A year ago, the Packers opened the season with a one, two punch of NFC North Division games, escaping with a comeback win over the Bears before the agonizing overtime tie with the Vikings. Even at 1-0-1, the team felt it was in a good early position to challenge for the Black and Blue crown. As we know, things unraveled badly from there.
Here we are again, an emotional opening night win in Chicago for the Packers and the Vikings come to Lambeau Field off a strong showing over Atlanta in week one and the victor Sunday will grab an early seat atop the division standings.
So how can the Packers steer clear of their sister and avoid having to look up at their purple rivals with a stumble in the home opener?
The creative defensive package put together by coordinator Mike Pettine last week worked handsomely, even going light at linebacker. It's a 3-3-5 alignment that is box heavy with an extra safety. Despite being smaller, the Packers roared to the ball and never let the Chicago ground game get a foothold. That forced Mitch Trubisky to make plays in the air and he simply could not.
Will that formula bring results a second consecutive week? It's a dicey proposition because the Vikings are much more formidable on the ground and they have more playmakers on the perimeter than the Bears. Dalvin Cook had a big start to the season, rushing for 111 yards and two scores against the Falcons. The Vikings got up 14 points early and simply leaned on Cook and rookie Alexander Mattison to grind it out on the ground and shorten the game. Kirk Cousins dropped back only 11 times, completing 8 of 10 passes and he got sacked once.

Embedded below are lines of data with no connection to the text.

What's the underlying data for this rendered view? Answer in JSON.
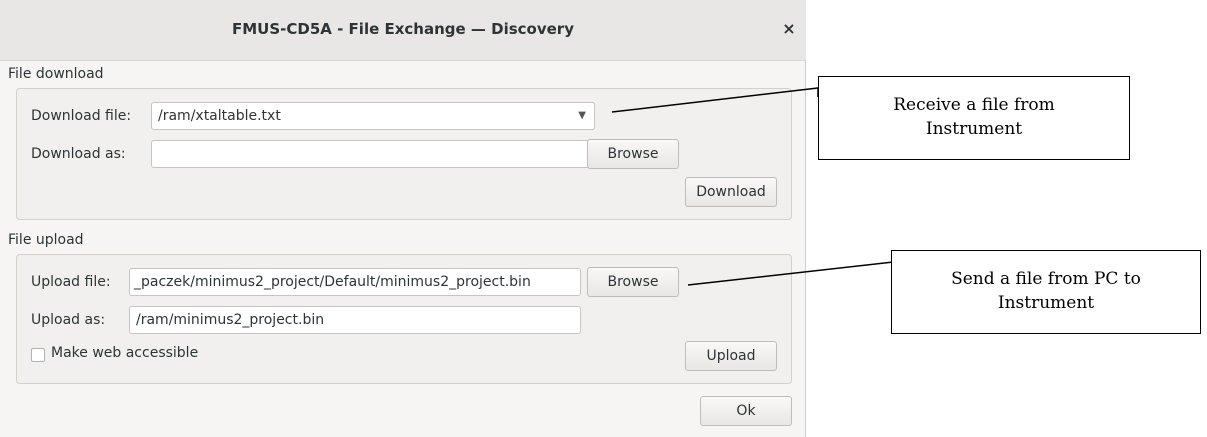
{
  "window": {
    "title": "FMUS-CD5A - File Exchange — Discovery",
    "close_glyph": "×"
  },
  "download": {
    "section_label": "File download",
    "file_label": "Download file:",
    "file_value": "/ram/xtaltable.txt",
    "as_label": "Download as:",
    "as_value": "",
    "browse_label": "Browse",
    "action_label": "Download"
  },
  "upload": {
    "section_label": "File upload",
    "file_label": "Upload file:",
    "file_value": "_paczek/minimus2_project/Default/minimus2_project.bin",
    "as_label": "Upload as:",
    "as_value": "/ram/minimus2_project.bin",
    "browse_label": "Browse",
    "web_label": "Make web accessible",
    "web_checked": false,
    "action_label": "Upload"
  },
  "ok_label": "Ok",
  "callouts": {
    "receive": [
      "Receive a file from",
      "Instrument"
    ],
    "send": [
      "Send a file from PC to",
      "Instrument"
    ]
  },
  "icons": {
    "combo_arrow": "chevron-down-icon",
    "close": "close-icon"
  }
}
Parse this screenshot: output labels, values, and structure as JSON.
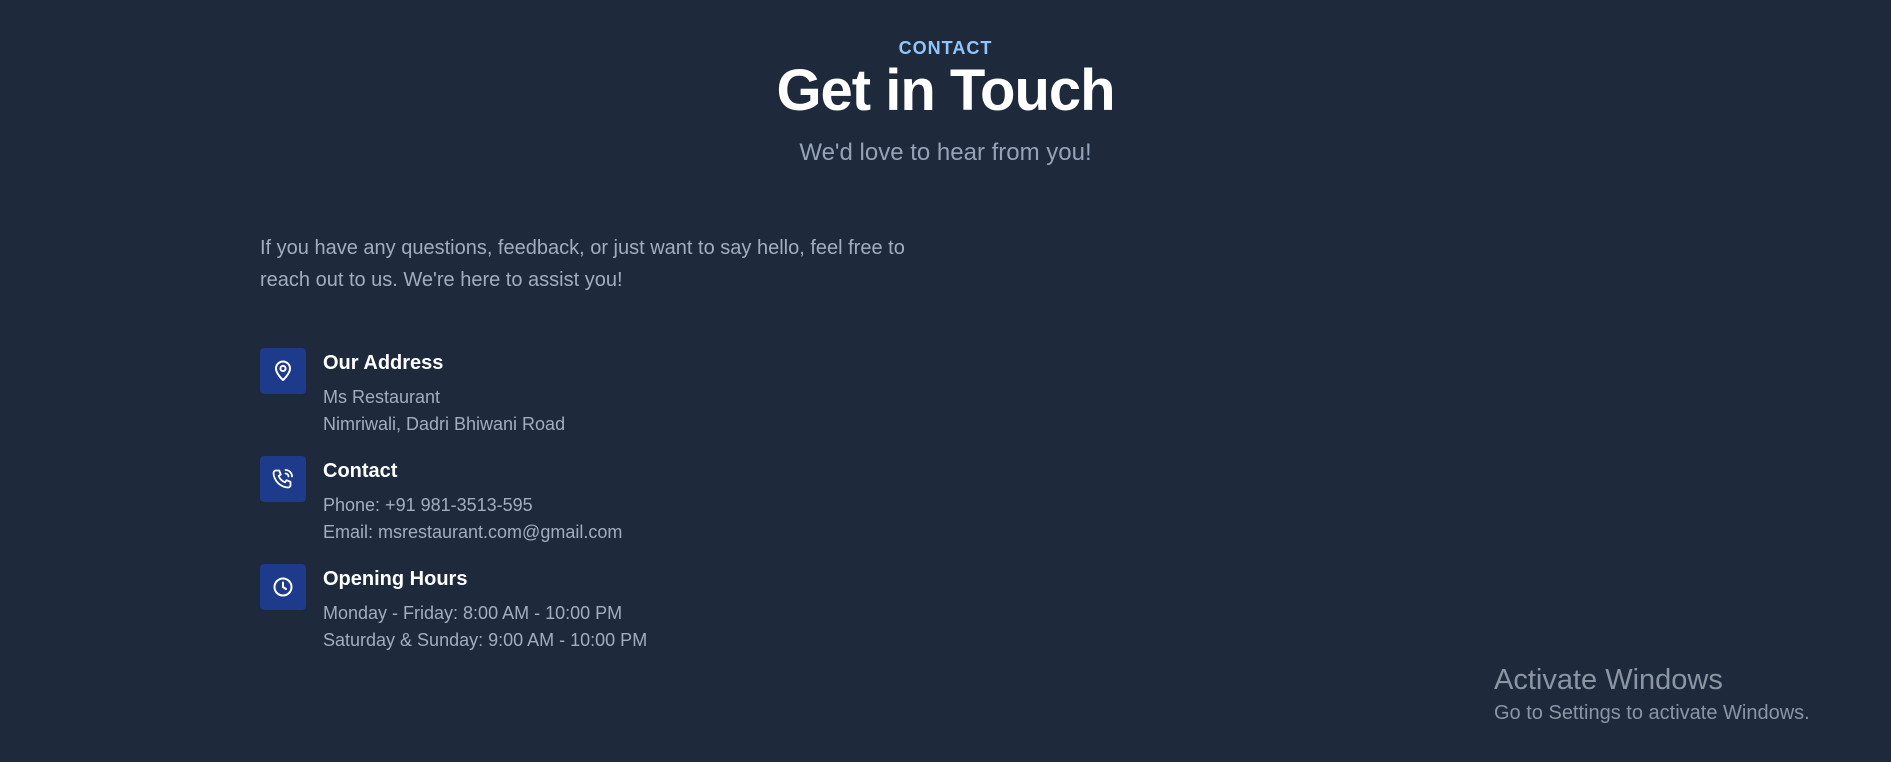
{
  "header": {
    "eyebrow": "CONTACT",
    "title": "Get in Touch",
    "subtitle": "We'd love to hear from you!"
  },
  "intro": "If you have any questions, feedback, or just want to say hello, feel free to reach out to us. We're here to assist you!",
  "info": [
    {
      "icon": "map-pin-icon",
      "title": "Our Address",
      "lines": [
        "Ms Restaurant",
        "Nimriwali, Dadri Bhiwani Road"
      ]
    },
    {
      "icon": "phone-icon",
      "title": "Contact",
      "lines": [
        "Phone: +91 981-3513-595",
        "Email: msrestaurant.com@gmail.com"
      ]
    },
    {
      "icon": "clock-icon",
      "title": "Opening Hours",
      "lines": [
        "Monday - Friday: 8:00 AM - 10:00 PM",
        "Saturday & Sunday: 9:00 AM - 10:00 PM"
      ]
    }
  ],
  "watermark": {
    "title": "Activate Windows",
    "subtitle": "Go to Settings to activate Windows."
  },
  "colors": {
    "background": "#1e293b",
    "accent": "#93c5fd",
    "icon_box": "#1e3a8a"
  }
}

Look for more B.J. Goodson on the field to work inside with Blake Martinez on early downs to get a handle of the Viking rushing attack. Goodson surprisingly suited up and played special teams after arriving in Green Bay from the New York Giants the day before the opener. A few more practices and a lot more meeting time should have him ready to contribute on a part time basis anyway.
The other effective part of Pettine's plan was the creativity displayed on pass rushing downs. Lining up Za'Darius and Preston Smith at different spots, bringing Martinez up the middle or Kevin King off the edge kept the Bears protection plan in chaos. That will be a key if Cousins is forced to make plays with his arm. Minnesota is not a good pass blocking unit and the Packers should win most of those matchups.
They'd better because the skill players, Adam Thielen, Stefon Diggs and Kyle Rudolph tortured the Green Bay defense last year. They combined to catch 51 passes for 596 yards and 5 touchdowns in just the two Packer games alone.
Stop the run and drop the quarterback. Simple instructions for Pettine's complicated defense.
As for the Green Bay offense....
Lane Taylor told me this week we got all of the really bad plays out of the way in Chicago, particularly in the running game. The Packers ran 57 plays at Soldier Field, a very low number thanks to converting just 2 of 12 third down plays. Many of them were third and long which could be another nightmare against the Minnesota defense.
Complicating matters up front is David Bakhtiari's back issues. He didn't pad up for practice on Thursday and if he can't go, Aaron Rodgers might get tired legs. They could plug in Alex Light at left tackle although he was a healthy scratch in Chicago. They could also kick Billy Turner outside and insert Lucas Patrick or Elgton Jenkins at guard but that would weaken two spots up front.
The Vikings generate enough pressure without blitzing, relying on Everson Griffen, Danielle Hunter and Linval Jospeh to collapse pockets. Erik Kendricks and Anthony Barr will come on occasion. Head Coach Mike Zimmer prefers to let the front four go to work alone knowing he has excellent cover men behind them. Xavier Rhoades will matchup with Davante Adams wherever he goes with Trae Waynes and Harrison Smith lurking elsewhere.
The Vikes' nickel back, Mackenzie Alexander has an elbow injury and his replacement might have a target on his back.
The Packers have to get Aaron Jones established, avoid negative plays and allow some rhythm for Matt LaFleur's play calling. He said he needed to call too many "get back on track" plays in his debut.
Finally, the Green Bay special teams were surprisingly solid, not just with J.K. Scott and Mason Crosby's kicking, but with finally formulated cover units. It played a big role in the Chicago victory.
There will be a lot of emotion in the old yard what with it being Kickoff Weekend, the alumni back in town and a celebration of legend Bart Starr's life.
I'm just not sure the offense is ready for prime time, even with a noon start. The Vikings have the more experienced Head Coach and personnel. The Packers should take advantage of the home field advantage but I have a feeling the Minnesotans will steal one, 23-20.